What exactly are me'onyan and mesho'mam - are they simply a different type of adjective, or are they verbs?  If adjective, what are the m/f s/p variations?  If verb, what are the roots?


----------



## elroy

They are adjectives.

me'onyan
me'onyenet 
me'onyanim
me'onyanot


----------



## pachyderm

A correction:
"Bored" is spelled מְשֻעְמָם, perhaps historically pronounced [Meshuעmam], but in modern Hebrew pronounced [Meshuamam] (no glottal stop between u and a). Similarly "Boring" is pronounced [Meshaamem].
(And again, [me*u*nyan], not [meonyan])


----------



## scriptum

elroy said:


> They are adjectives.
> 
> me'onyan
> me'onyenet
> me'onyanim
> me'onyanot


 
Excuse me, but I would rather say they are passive participles of the verb leanyen (to interest)
I think that few people would say "ani meshuamam" (I am bored). Most speakers would use a more colloquial expression "meshaamem li" ("it's boring to me", which is a calque from Russian).
My two cents.


----------



## elroy

pachyderm said:


> A correction:
> "Bored" is spelled מְשֻעְמָם, perhaps historically pronounced [Meshuעmam], but in modern Hebrew pronounced [Meshuamam] (no glottal stop between u and a). Similarly "Boring" is pronounced [Meshaamem].


The apostrophe was supposed to represent the dropping of the ע sound, not a glottal stop.


> (And again, [me*u*nyan], not [meonyan])


 Thanks for the correction.


scriptum said:


> Excuse me, but I would rather say they are passive participles of the verb leanyen (to interest)


 Yes, they are past participles, but they are also adjectives.


> I think that few people would say "ani meshuamam" (I am bored). Most speakers would use a more colloquial expression "meshaamem li" ("it's boring to me", which is a calque from Russian).

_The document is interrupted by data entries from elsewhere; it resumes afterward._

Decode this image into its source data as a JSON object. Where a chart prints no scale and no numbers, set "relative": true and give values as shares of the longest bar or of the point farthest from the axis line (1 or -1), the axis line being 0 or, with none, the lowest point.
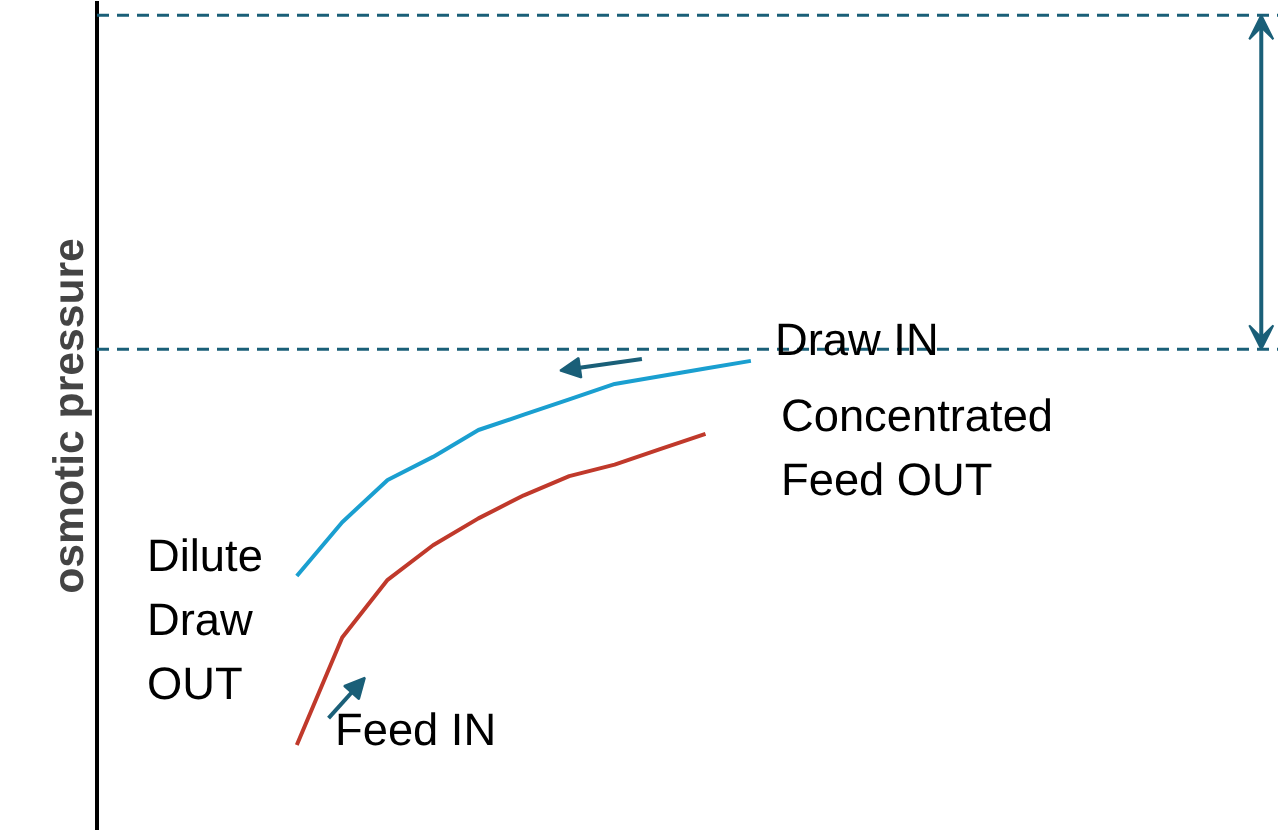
{
  "chart_data": {
    "type": "line",
    "relative": true,
    "ylabel": "osmotic pressure",
    "categories": [
      null,
      null,
      null,
      null,
      null,
      null,
      null,
      null,
      null,
      null,
      null
    ],
    "series": [
      {
        "color": "#1a9fd0",
        "values": [
          0.44,
          0.58,
          0.69,
          0.75,
          0.82,
          0.86,
          0.9,
          0.94,
          0.96,
          0.98,
          1.0
        ]
      },
      {
        "color": "#c0392b",
        "values": [
          0,
          0.28,
          0.43,
          0.52,
          0.59,
          0.65,
          0.7,
          0.73,
          0.77,
          0.81,
          null
        ]
      }
    ],
    "ref_lines": [
      {
        "axis": "y",
        "value": 1.9,
        "color": "#1a5f78",
        "line_style": "dashed"
      },
      {
        "axis": "y",
        "value": 1.03,
        "color": "#1a5f78",
        "line_style": "dashed"
      }
    ],
    "annotations": [
      "Draw IN",
      "Concentrated\nFeed OUT",
      "Dilute\nDraw\nOUT",
      "Feed IN"
    ],
    "grid": false,
    "line_style": "solid"
  }
}
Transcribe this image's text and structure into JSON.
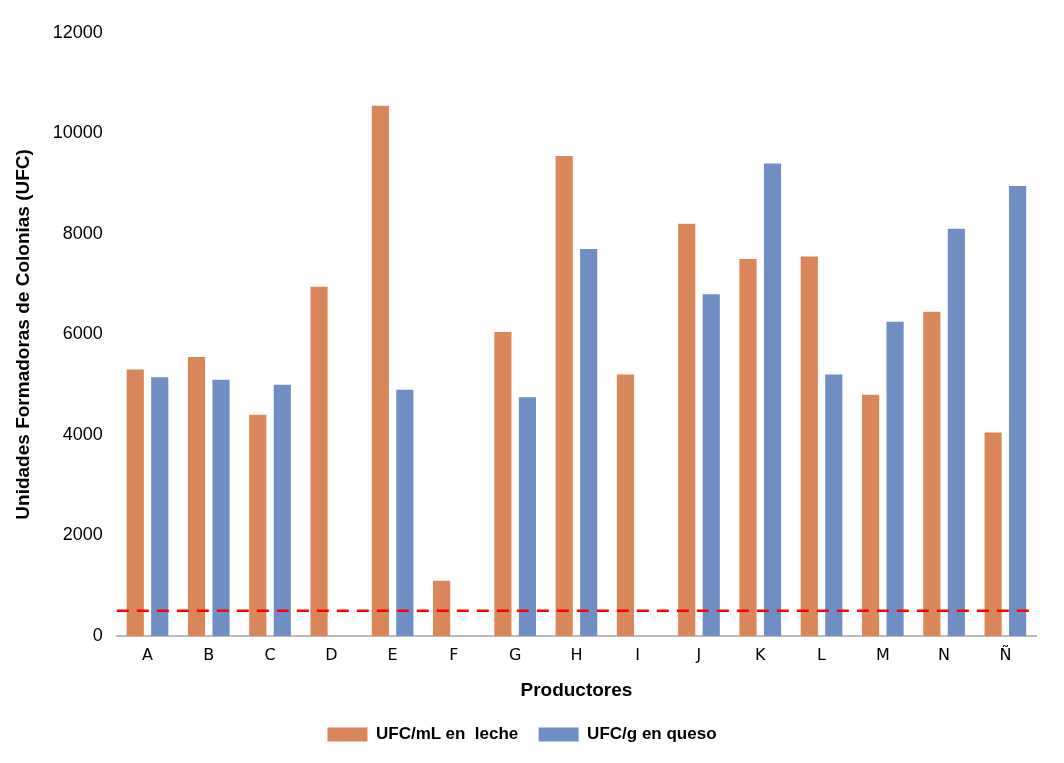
{
  "chart_data": {
    "type": "bar",
    "xlabel": "Productores",
    "ylabel": "Unidades Formadoras de Colonias (UFC)",
    "categories": [
      "A",
      "B",
      "C",
      "D",
      "E",
      "F",
      "G",
      "H",
      "I",
      "J",
      "K",
      "L",
      "M",
      "N",
      "Ñ"
    ],
    "series": [
      {
        "name": "UFC/mL en  leche",
        "color": "#d9865a",
        "values": [
          5300,
          5550,
          4400,
          6950,
          10550,
          1100,
          6050,
          9550,
          5200,
          8200,
          7500,
          7550,
          4800,
          6450,
          4050
        ]
      },
      {
        "name": "UFC/g en queso",
        "color": "#6f8fc4",
        "values": [
          5150,
          5100,
          5000,
          null,
          4900,
          null,
          4750,
          7700,
          null,
          6800,
          9400,
          5200,
          6250,
          8100,
          8950
        ]
      }
    ],
    "ylim": [
      0,
      12000
    ],
    "yticks": [
      0,
      2000,
      4000,
      6000,
      8000,
      10000,
      12000
    ],
    "grid": false,
    "legend": "bottom",
    "ref_lines": [
      {
        "axis": "y",
        "value": 500,
        "color": "#ff0000",
        "line_style": "dashed"
      }
    ]
  }
}
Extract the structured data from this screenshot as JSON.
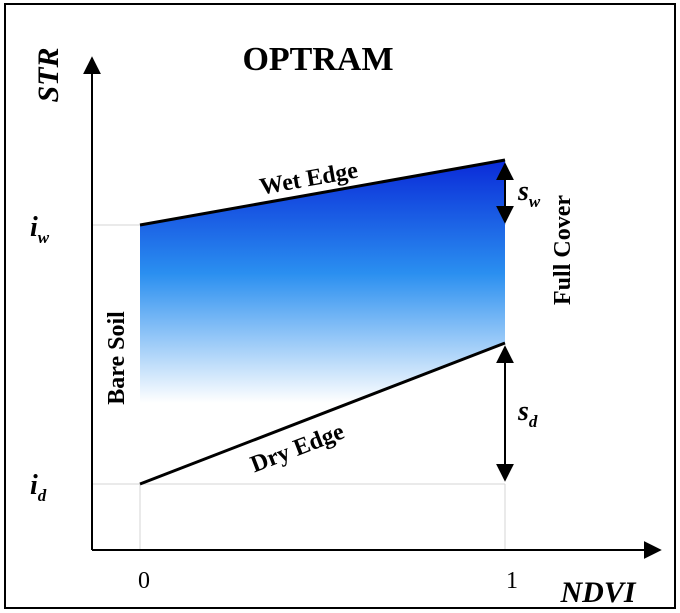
{
  "title": "OPTRAM",
  "axes": {
    "y_label": "STR",
    "x_label": "NDVI",
    "x_ticks": [
      "0",
      "1"
    ]
  },
  "intercepts": {
    "wet": {
      "base": "i",
      "sub": "w"
    },
    "dry": {
      "base": "i",
      "sub": "d"
    }
  },
  "slopes": {
    "wet": {
      "base": "s",
      "sub": "w"
    },
    "dry": {
      "base": "s",
      "sub": "d"
    }
  },
  "edges": {
    "wet": "Wet Edge",
    "dry": "Dry Edge"
  },
  "regions": {
    "left": "Bare Soil",
    "right": "Full Cover"
  },
  "colors": {
    "gradient_top": "#0a2ad8",
    "gradient_mid": "#2a8ff0",
    "gradient_bottom": "#ffffff",
    "border": "#000000",
    "guide": "#d4d4d4"
  }
}
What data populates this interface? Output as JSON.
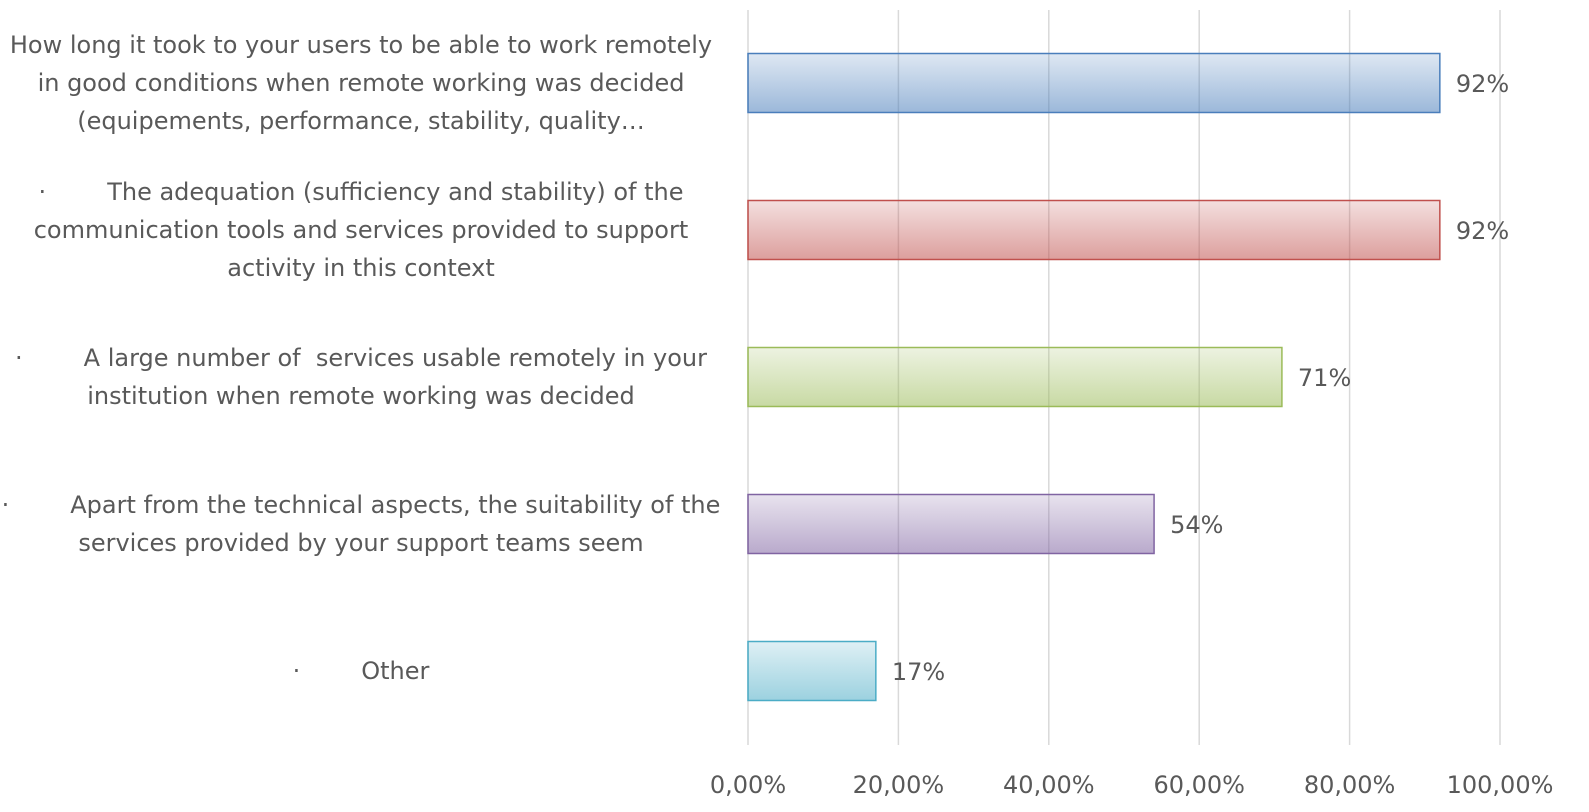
{
  "chart_data": {
    "type": "hbar",
    "categories": [
      "How long it took to your users to be able to work remotely in good conditions when remote working was decided (equipements, performance, stability, quality…",
      "·        The adequation (sufficiency and stability) of the communication tools and services provided to support activity in this context",
      "·        A large number of  services usable remotely in your institution when remote working was decided",
      "·        Apart from the technical aspects, the suitability of the services provided by your support teams seem",
      "·        Other"
    ],
    "values": [
      92,
      92,
      71,
      54,
      17
    ],
    "value_labels": [
      "92%",
      "92%",
      "71%",
      "54%",
      "17%"
    ],
    "colors": [
      "#4a7ebb",
      "#c0504d",
      "#9bbb59",
      "#8064a2",
      "#4bacc6"
    ],
    "xlim": [
      0,
      100
    ],
    "xticks": [
      {
        "value": 0,
        "label": "0,00%"
      },
      {
        "value": 20,
        "label": "20,00%"
      },
      {
        "value": 40,
        "label": "40,00%"
      },
      {
        "value": 60,
        "label": "60,00%"
      },
      {
        "value": 80,
        "label": "80,00%"
      },
      {
        "value": 100,
        "label": "100,00%"
      }
    ],
    "grid": true
  }
}
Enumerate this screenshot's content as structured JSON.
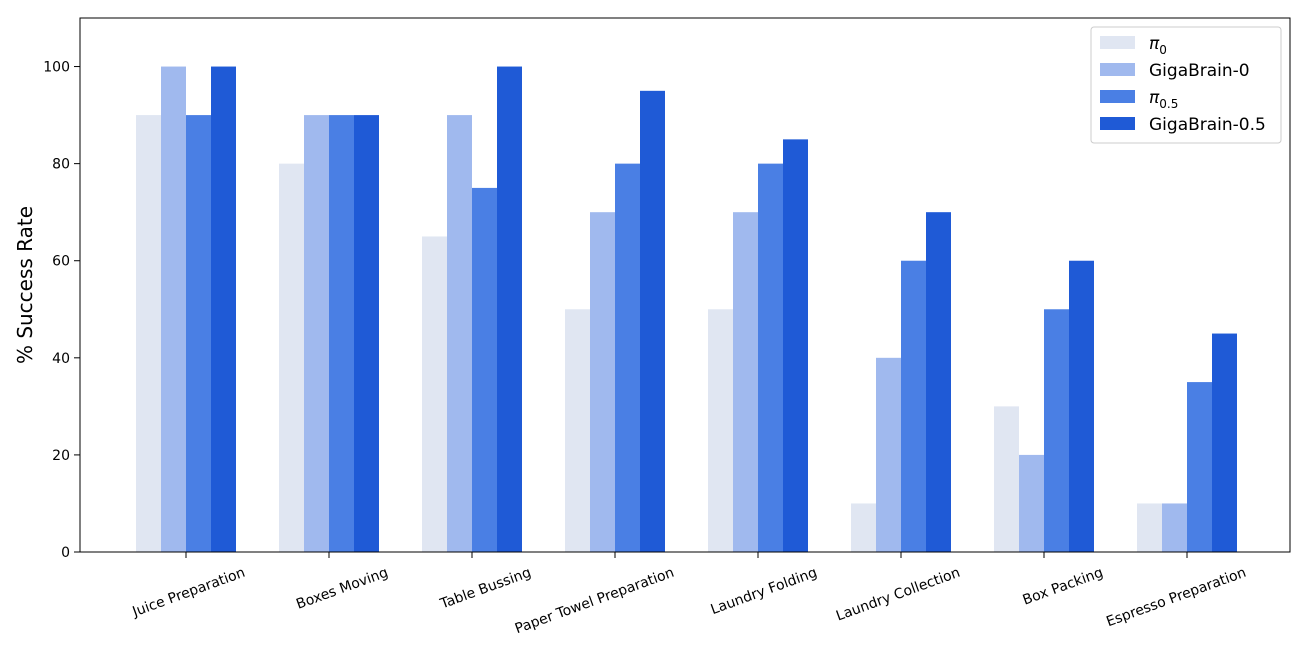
{
  "chart_data": {
    "type": "bar",
    "title": "",
    "xlabel": "",
    "ylabel": "% Success Rate",
    "ylim": [
      0,
      110
    ],
    "yticks": [
      0,
      20,
      40,
      60,
      80,
      100
    ],
    "grid": false,
    "legend_placement": "top-right",
    "categories": [
      "Juice Preparation",
      "Boxes Moving",
      "Table Bussing",
      "Paper Towel Preparation",
      "Laundry Folding",
      "Laundry Collection",
      "Box Packing",
      "Espresso Preparation"
    ],
    "series": [
      {
        "name": "π0",
        "name_base": "π",
        "name_sub": "0",
        "color": "#e0e6f2",
        "values": [
          90,
          80,
          65,
          50,
          50,
          10,
          30,
          10
        ]
      },
      {
        "name": "GigaBrain-0",
        "name_base": "GigaBrain-0",
        "name_sub": "",
        "color": "#a0b9ee",
        "values": [
          100,
          90,
          90,
          70,
          70,
          40,
          20,
          10
        ]
      },
      {
        "name": "π0.5",
        "name_base": "π",
        "name_sub": "0.5",
        "color": "#4a7fe4",
        "values": [
          90,
          90,
          75,
          80,
          80,
          60,
          50,
          35
        ]
      },
      {
        "name": "GigaBrain-0.5",
        "name_base": "GigaBrain-0.5",
        "name_sub": "",
        "color": "#1f5ad6",
        "values": [
          100,
          90,
          100,
          95,
          85,
          70,
          60,
          45
        ]
      }
    ]
  }
}
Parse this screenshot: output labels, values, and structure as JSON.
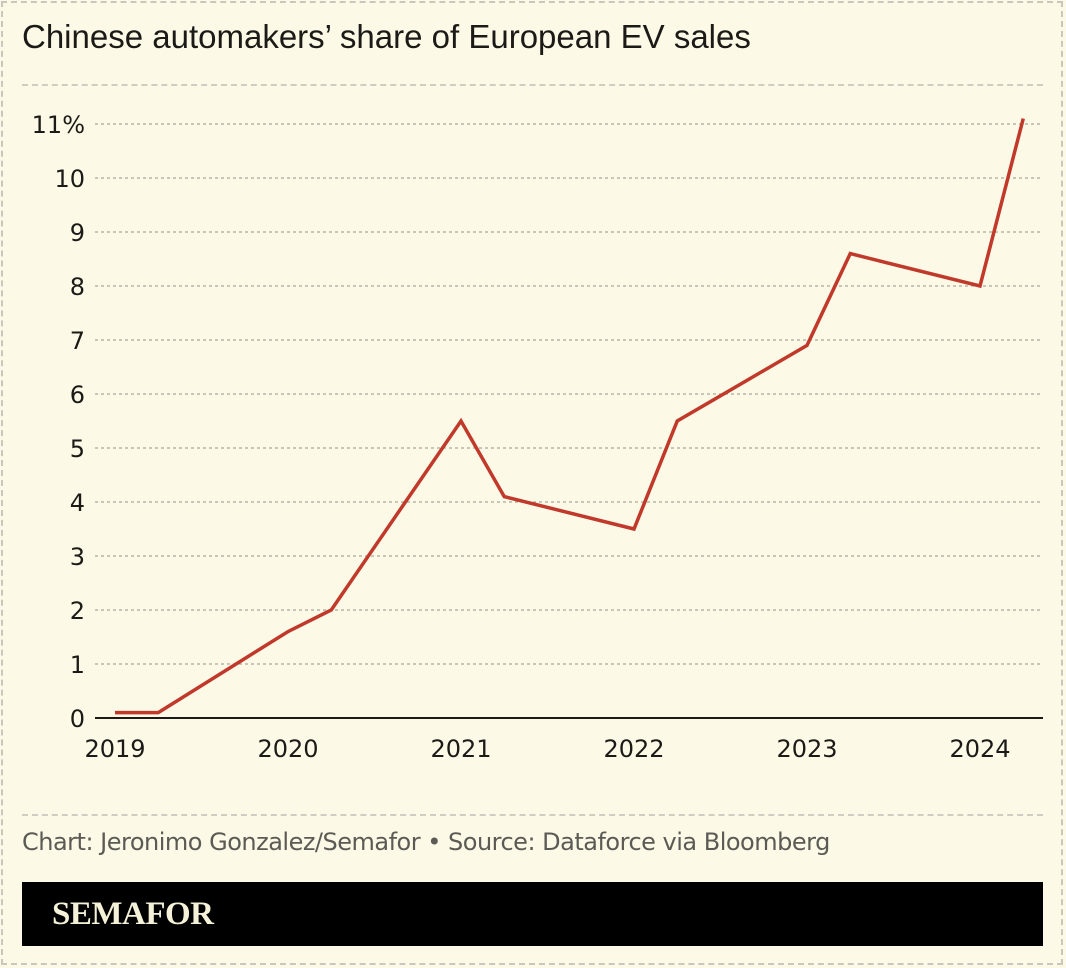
{
  "chart_data": {
    "type": "line",
    "title": "Chinese automakers’ share of European EV sales",
    "xlabel": "",
    "ylabel": "",
    "x_ticks": [
      "2019",
      "2020",
      "2021",
      "2022",
      "2023",
      "2024"
    ],
    "y_ticks": [
      "0",
      "1",
      "2",
      "3",
      "4",
      "5",
      "6",
      "7",
      "8",
      "9",
      "10",
      "11%"
    ],
    "ylim": [
      0,
      11
    ],
    "xlim": [
      2019,
      2024.25
    ],
    "grid": true,
    "line_color": "#c0392b",
    "series": [
      {
        "x": [
          2019.0,
          2019.25,
          2020.0,
          2020.25,
          2021.0,
          2021.25,
          2022.0,
          2022.25,
          2023.0,
          2023.25,
          2024.0,
          2024.25
        ],
        "y": [
          0.1,
          0.1,
          1.6,
          2.0,
          5.5,
          4.1,
          3.5,
          5.5,
          6.9,
          8.6,
          8.0,
          11.1
        ]
      }
    ]
  },
  "credit": "Chart: Jeronimo Gonzalez/Semafor • Source: Dataforce via Bloomberg",
  "logo": "SEMAFOR"
}
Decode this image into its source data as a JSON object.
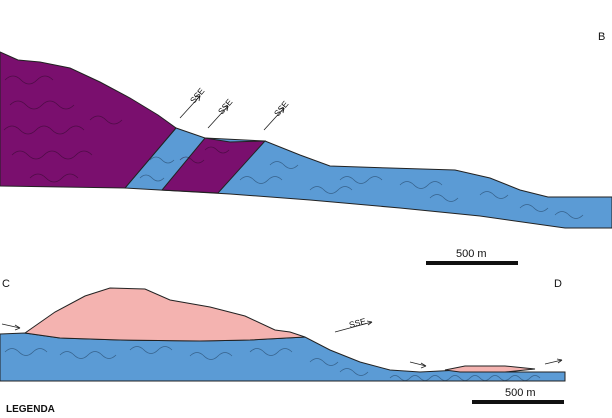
{
  "sections": [
    {
      "end_left": "",
      "end_right": "B"
    },
    {
      "end_left": "C",
      "end_right": "D"
    }
  ],
  "scale_bars": [
    {
      "label": "500 m"
    },
    {
      "label": "500 m"
    }
  ],
  "shear_labels": [
    "SSE",
    "SSE",
    "SSE",
    "SSE"
  ],
  "legend_heading": "LEGENDA",
  "colors": {
    "purple_unit": "#7a0f6e",
    "blue_unit": "#5b9bd5",
    "pink_unit": "#f4b3b0",
    "outline": "#222222"
  }
}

 Correct, but the point was to show the difference between the present participle and the past participle.


----------



## girloncrack

I'm confused!


----------



## scriptum

girloncrack said:


> I'm confused!


Who isn't? What confuses you is probably the difference of pronunciation between people who came from different places. You will get used to it, just like everybody else...


----------



## Nunty

Girloncrack, there are two ways to say I am bored:
1. Mesha'amem li (משעמם לי) [this] bores me
2. Ani meshu'amam (אני משועמם) I am bored

(1) is the most common way of expressing this. Little kids say it their mothers all the time. 

Similarly, it is slightly more common to say (3) than (4):
3. ze ma'anyen oti (זה מעניין אותי) This interests me.
4. ani m'unyan b'ze (אני מעוניין בזה) I am interested in this

However, the preference of (3) over (4) is not, at least in my circles as great as the preference of (1) over (2).

Does that help at all?


----------



## pachyderm

In my judgment:

אני מעוניין בזה - in the sense of "I'd like", as in:
אני מעוניין להשיג את העבודה הזו / אני מעוניין בעבודה הזו
אני מעוניינת בבחור הזה
אני מעוניין לקנות טלפון אלחוטי

אני מתעניין בזה - in a subject matter, e.g:
אני מתעניינת בספרות צרפתית

If you find a class interesting you'd say:
השיעור מעניין אותי
And not:
אני מתעניין בשיעור*
*אני מעוניין בשיעור


----------